Bailey, co-manager on the Liontrust Macro Thematic team, questioned the wisdom of such a move in stark terms.
“Changing the rules for inclusion in the Investment Association’s UK Equity Income sector ex-post because of narrowing eligibility seems a little unedifying,” he said.
“All managers operate in the same market and likely enjoy equal measures of operational freedom, so we don’t necessarily subscribe to the argument that the market is at fault for missed yield objectives. The sector rule requires a live anchor and, for UK-focussed funds, it clearly needs to be the FTSE All Share dividend yield.”
The fund manager added that he considers the proposed criterion for inclusion based on stipulating premium-to-benchmark yield appears “arbitrary”, and he urged the IA to be clear in explaining how the new threshold will be arrived at and “probably more honest” in flagging the arbitrariness of any yield target.

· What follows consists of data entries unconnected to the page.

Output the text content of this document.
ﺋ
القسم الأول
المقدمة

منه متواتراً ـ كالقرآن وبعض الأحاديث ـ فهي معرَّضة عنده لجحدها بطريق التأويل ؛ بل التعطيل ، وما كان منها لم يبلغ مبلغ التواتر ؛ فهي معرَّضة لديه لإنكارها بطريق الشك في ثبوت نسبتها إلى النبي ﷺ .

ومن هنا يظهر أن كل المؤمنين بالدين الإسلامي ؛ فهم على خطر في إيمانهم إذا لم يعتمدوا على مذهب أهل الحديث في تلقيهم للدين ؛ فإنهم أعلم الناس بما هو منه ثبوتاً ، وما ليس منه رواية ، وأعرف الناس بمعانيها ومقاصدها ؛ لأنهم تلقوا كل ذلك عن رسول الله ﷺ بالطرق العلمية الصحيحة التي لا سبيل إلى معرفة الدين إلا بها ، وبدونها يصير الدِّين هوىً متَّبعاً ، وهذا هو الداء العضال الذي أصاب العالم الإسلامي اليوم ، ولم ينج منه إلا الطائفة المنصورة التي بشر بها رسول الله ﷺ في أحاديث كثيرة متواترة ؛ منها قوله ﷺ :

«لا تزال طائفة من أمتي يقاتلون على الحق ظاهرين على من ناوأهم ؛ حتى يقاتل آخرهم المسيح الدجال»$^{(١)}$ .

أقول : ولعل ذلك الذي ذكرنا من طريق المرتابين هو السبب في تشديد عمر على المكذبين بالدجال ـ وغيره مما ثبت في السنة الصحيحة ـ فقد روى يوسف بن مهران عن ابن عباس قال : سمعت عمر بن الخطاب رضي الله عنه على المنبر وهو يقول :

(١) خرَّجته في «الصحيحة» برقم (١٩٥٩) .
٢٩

Bailey also pointed out that there are already plenty options available for investors prioritising growth rather than dividend yield.
“Many investors in the sector will expect a high level of dividend return which hopefully grows at a rate over and above inflation,” Bailey said. “If these investors wanted a growth bias they would presumably have selected a fund from the IA’s UK All Companies sector.”